Dans cet accueil inconditionnel et bienveillant, est-il possible, en plus, d'être compris ? La sécurité est très grande et l'individu s'épanouit s'il peut bénéficier de la compréhension et de l'accueil, être compris tel qu'il est, véritablement, et en même temps accueilli avec bienveillance. Combien de personnes, à commencer par l'enfant, font le choix, pour se protéger, de ne pas se montrer vraiment ou de cacher certaines parties d'elles-mêmes ? Elles font le choix d'être acceptées plutôt que comprises et ce choix introduit les "conditions de valeur" qui posent des conditions à l'acceptation des autres. C'est ainsi que l'enfant se construit, limité plus ou moins, par les conditions de valeur mises en place par les parents et ceux qui l'entourent, quelque chose du genre : "Je suis aimé si...". Il est facile de s'imaginer à quel point, dans ces conditions, la liberté d'être est limitée...

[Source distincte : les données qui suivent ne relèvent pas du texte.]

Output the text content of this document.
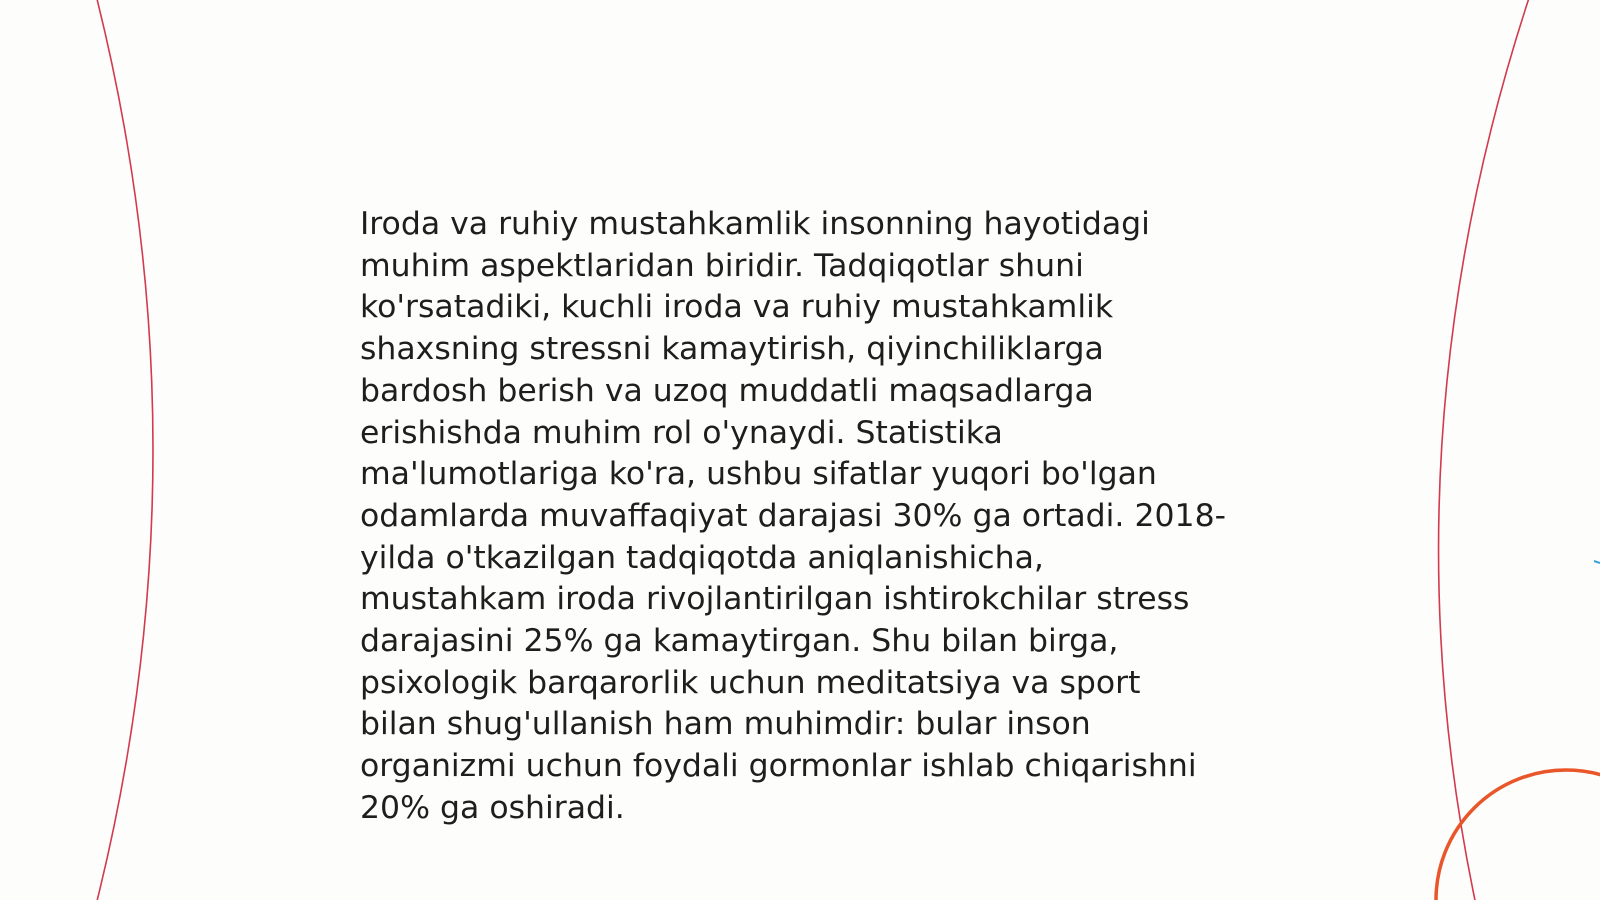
Iroda va ruhiy mustahkamlik insonning hayotidagi
muhim aspektlaridan biridir. Tadqiqotlar shuni
ko'rsatadiki, kuchli iroda va ruhiy mustahkamlik
shaxsning stressni kamaytirish, qiyinchiliklarga
bardosh berish va uzoq muddatli maqsadlarga
erishishda muhim rol o'ynaydi. Statistika
ma'lumotlariga ko'ra, ushbu sifatlar yuqori bo'lgan
odamlarda muvaffaqiyat darajasi 30% ga ortadi. 2018-
yilda o'tkazilgan tadqiqotda aniqlanishicha,
mustahkam iroda rivojlantirilgan ishtirokchilar stress
darajasini 25% ga kamaytirgan. Shu bilan birga,
psixologik barqarorlik uchun meditatsiya va sport
bilan shug'ullanish ham muhimdir: bular inson
organizmi uchun foydali gormonlar ishlab chiqarishni
20% ga oshiradi.
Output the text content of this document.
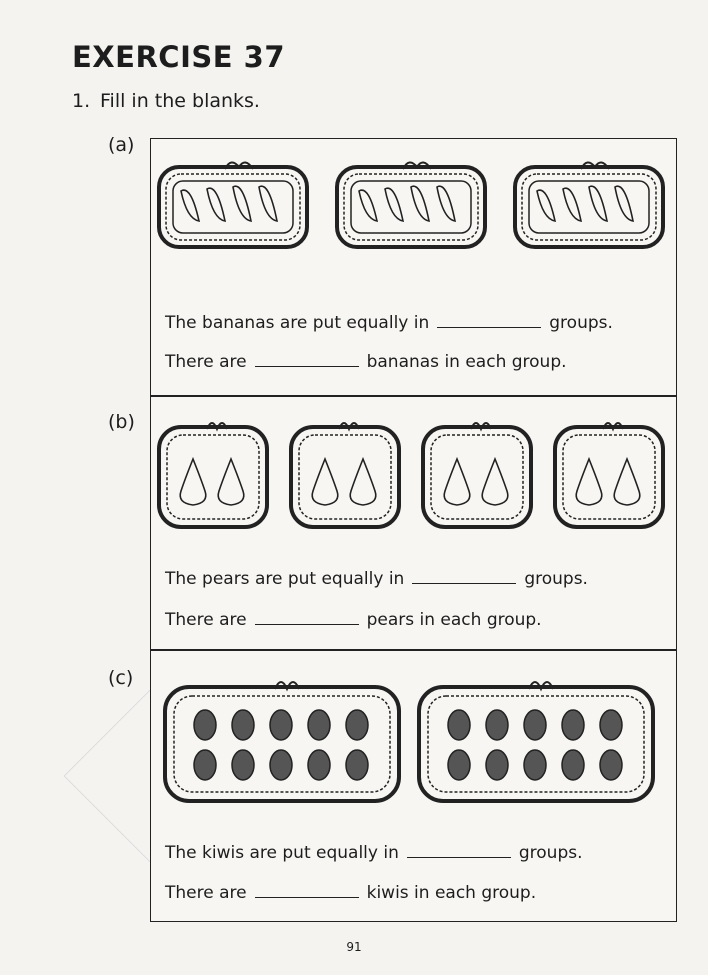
EXERCISE 37
1. Fill in the blanks.
(a)
The bananas are put equally in	groups.
There are	bananas in each group.
(b)
The pears are put equally in	groups.
There are	pears in each group.
(c)
The kiwis are put equally in	groups.
There are	kiwis in each group.
91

De quelle liberté s'agit-il ? Lorsque peuvent être ressenties, au moins jusqu'à un certain point, l'assurance d'être accueilli sans jugement et sans conditions, ainsi que l'assurance d'un effort de réelle compréhension de la part de l'écoutant dans une relation d'aide ou de l'interlocuteur dans la vie quotidienne, alors est éprouvée la liberté psychologique d'être soi. L'authenticité est libératrice car elle autorise la cohérence entre toutes les facettes de soi. Il n'y a, dans ces conditions de profonde sécurité, plus rien à cacher, plus rien à protéger. La peur peut être abandonnée. Le contact avec l'autre et le contact avec soi-même ont la possibilité de se vivre dans la transparence et la fluidité. Le flux des sensations, émotions et pensées s'écoule librement et devient comme un flux intérieur de vie. La personne peut choisir, en toute liberté, de focaliser son attention sur l'un ou l'autre aspect, d'exprimer ou pas l'un ou l'autre aspect.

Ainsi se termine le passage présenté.